In the report, the IEK trimmed the output forecasts for information technology hardware, chemical products and products of basic metal and machinery.
The information and technology segment, which is the biggest contributor to the overall manufacturing sector, is expected to grow at an annual rate of 3 percent annual to NT$6.21 trillion this year, rather than 4.8 percent estimated earlier, the report said.
Given that the production output of semiconductors was affected by the softer-than-expected demand for handheld devices this year, the IEK cut the output forecast from 4.38 percent growth to 3.1 percent for this year, the report said.
The IEK forecast the output of basic metal and machinery products to decline 3 percent to NT$5.25 trillion from last year, rather than a growth of 1.5 percent it previously estimated, mainly due to falling average sales prices, excess supply from China and a decline in machinery goods exports, the report said.
Production value of chemical products is also expected to drop 7.6 percent from a year ago as average selling prices of products are continually affected by a decline in global oil prices, Chen said.

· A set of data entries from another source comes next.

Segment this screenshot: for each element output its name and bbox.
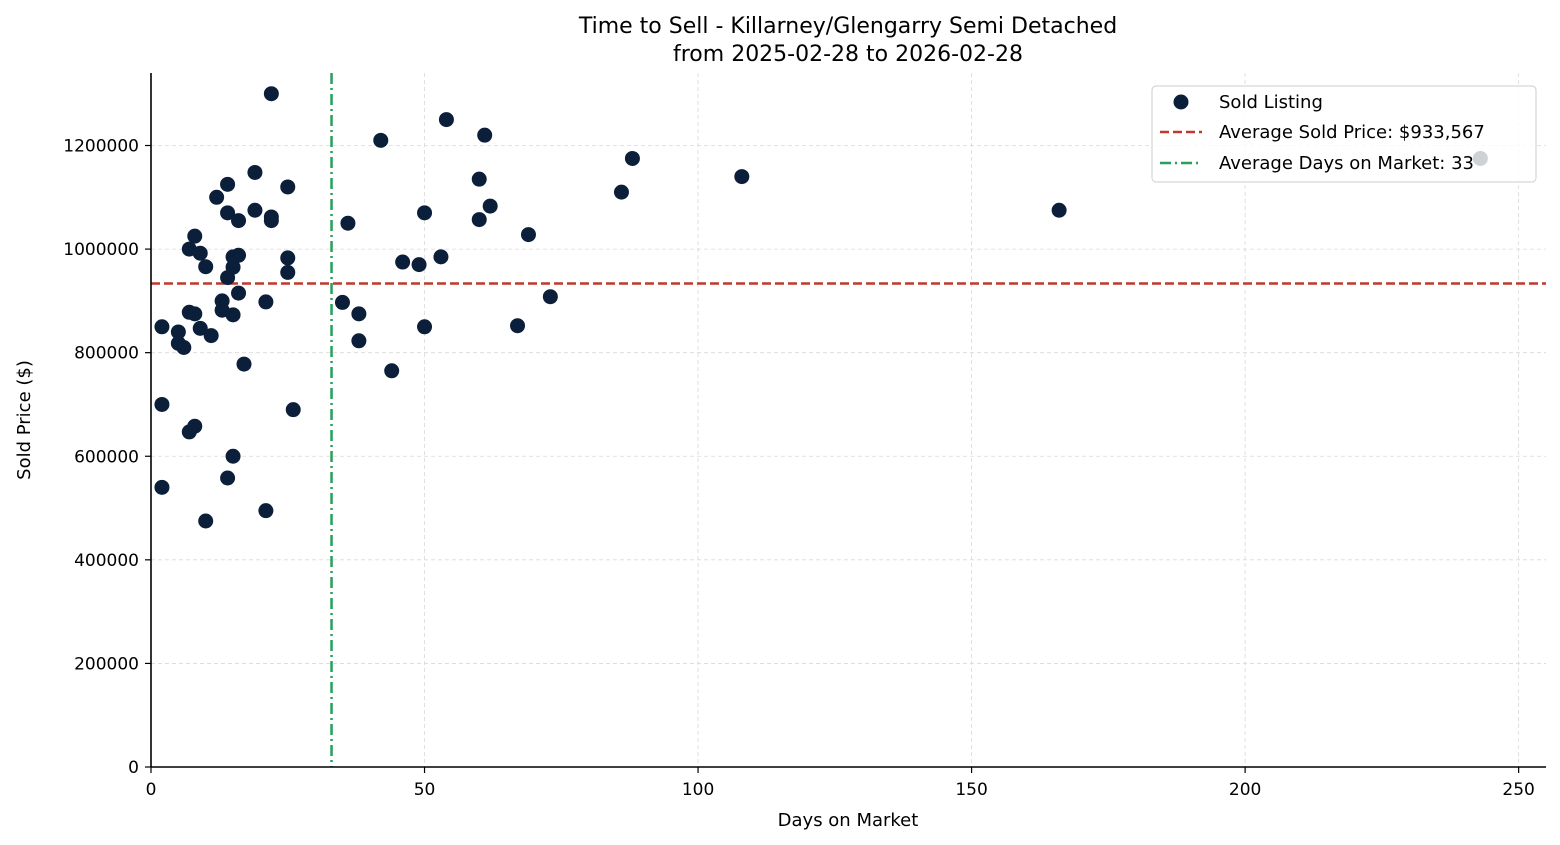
- data-point: [417, 319, 433, 335]
- data-point: [176, 339, 192, 355]
- data-point: [198, 513, 214, 529]
- data-point: [340, 215, 356, 231]
- data-point: [187, 228, 203, 244]
- data-point: [231, 247, 247, 263]
- data-point: [471, 212, 487, 228]
- axes: [150, 73, 1546, 768]
- data-point: [280, 250, 296, 266]
- data-point: [154, 396, 170, 412]
- x-tick-label: 250: [1502, 780, 1534, 800]
- chart-subtitle-text: from 2025-02-28 to 2026-02-28: [673, 42, 1023, 67]
- data-point: [334, 294, 350, 310]
- data-point: [411, 257, 427, 273]
- data-point: [247, 202, 263, 218]
- data-point: [285, 402, 301, 418]
- x-tick-label: 150: [955, 780, 987, 800]
- data-point: [438, 112, 454, 128]
- data-point: [192, 245, 208, 261]
- y-tick-label: 1200000: [63, 137, 139, 157]
- data-point: [203, 328, 219, 344]
- data-point: [236, 356, 252, 372]
- data-point: [373, 132, 389, 148]
- data-point: [170, 324, 186, 340]
- x-tick-label: 0: [146, 780, 157, 800]
- legend: Sold Listing Average Sold Price: $933,56…: [1151, 85, 1537, 183]
- data-point: [542, 289, 558, 305]
- y-tick-label: 600000: [74, 447, 139, 467]
- y-tick-label: 800000: [74, 344, 139, 364]
- y-tick-label: 400000: [74, 551, 139, 571]
- reference-lines: [151, 73, 1546, 767]
- data-point: [471, 171, 487, 187]
- legend-box: [1151, 85, 1537, 183]
- data-point: [351, 306, 367, 322]
- data-point: [225, 448, 241, 464]
- data-point: [1051, 202, 1067, 218]
- data-point: [351, 333, 367, 349]
- grid-lines: [151, 73, 1546, 767]
- chart-title: Time to Sell - Killarney/Glengarry Semi …: [578, 14, 1117, 67]
- data-point: [477, 127, 493, 143]
- data-point: [613, 184, 629, 200]
- data-point: [395, 254, 411, 270]
- y-tick-label: 0: [128, 758, 139, 778]
- data-point: [220, 205, 236, 221]
- data-point: [624, 150, 640, 166]
- data-point: [231, 213, 247, 229]
- data-point: [263, 213, 279, 229]
- x-tick-label: 200: [1229, 780, 1261, 800]
- data-point: [247, 164, 263, 180]
- data-point: [520, 227, 536, 243]
- data-point: [510, 318, 526, 334]
- data-point: [220, 176, 236, 192]
- data-point: [154, 319, 170, 335]
- data-point: [433, 249, 449, 265]
- data-point: [225, 259, 241, 275]
- x-tick-label: 100: [682, 780, 714, 800]
- data-point: [258, 503, 274, 519]
- y-axis-label: Sold Price ($): [14, 360, 35, 480]
- axis-ticks: 0 50 100 150 200 250 0 200000 400000 600000 800000…: [63, 137, 1535, 800]
- data-point: [231, 285, 247, 301]
- data-point: [225, 307, 241, 323]
- data-point: [482, 198, 498, 214]
- data-point: [187, 306, 203, 322]
- data-point: [280, 264, 296, 280]
- data-point: [734, 169, 750, 185]
- data-point: [154, 479, 170, 495]
- data-point: [280, 179, 296, 195]
- chart-title-text: Time to Sell - Killarney/Glengarry Semi …: [578, 14, 1117, 39]
- legend-sold-listing: Sold Listing: [1219, 92, 1323, 113]
- data-point: [187, 418, 203, 434]
- y-tick-label: 200000: [74, 654, 139, 674]
- legend-average-days: Average Days on Market: 33: [1219, 153, 1474, 174]
- data-point: [192, 320, 208, 336]
- data-point: [258, 294, 274, 310]
- data-point: [263, 86, 279, 102]
- legend-marker-icon: [1173, 94, 1189, 110]
- data-point: [384, 363, 400, 379]
- data-point: [209, 189, 225, 205]
- x-axis-label: Days on Market: [778, 810, 919, 831]
- legend-average-price: Average Sold Price: $933,567: [1219, 122, 1485, 143]
- y-tick-label: 1000000: [63, 240, 139, 260]
- data-point: [417, 205, 433, 221]
- data-point: [220, 470, 236, 486]
- data-point: [198, 259, 214, 275]
- x-tick-label: 50: [414, 780, 436, 800]
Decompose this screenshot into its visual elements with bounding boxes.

He said global crude oil prices have fallen to below the institute’s estimate of between US$55 and US$60 per barrel recently. West Texas Intermediate crude climbed 4.5 percent to US$40.32 per barrel at 10:51am in London trading, according to Bloomberg’s figures.
The IEK said that although prices of chemical products fell heavily this year, production volume did not contract from a year ago, which is a positive sign, as the institute expects price declines in chemical products to slow next quarter.
As the manufacturing sector — one of the major pillars of the nation’s GDP — is losing steam, Taiwan’s economic growth is in a dire situation, Chen said.
“Now we are waiting to see if Taiwan can grow its economy by one percent [annually] this year,” Chen said.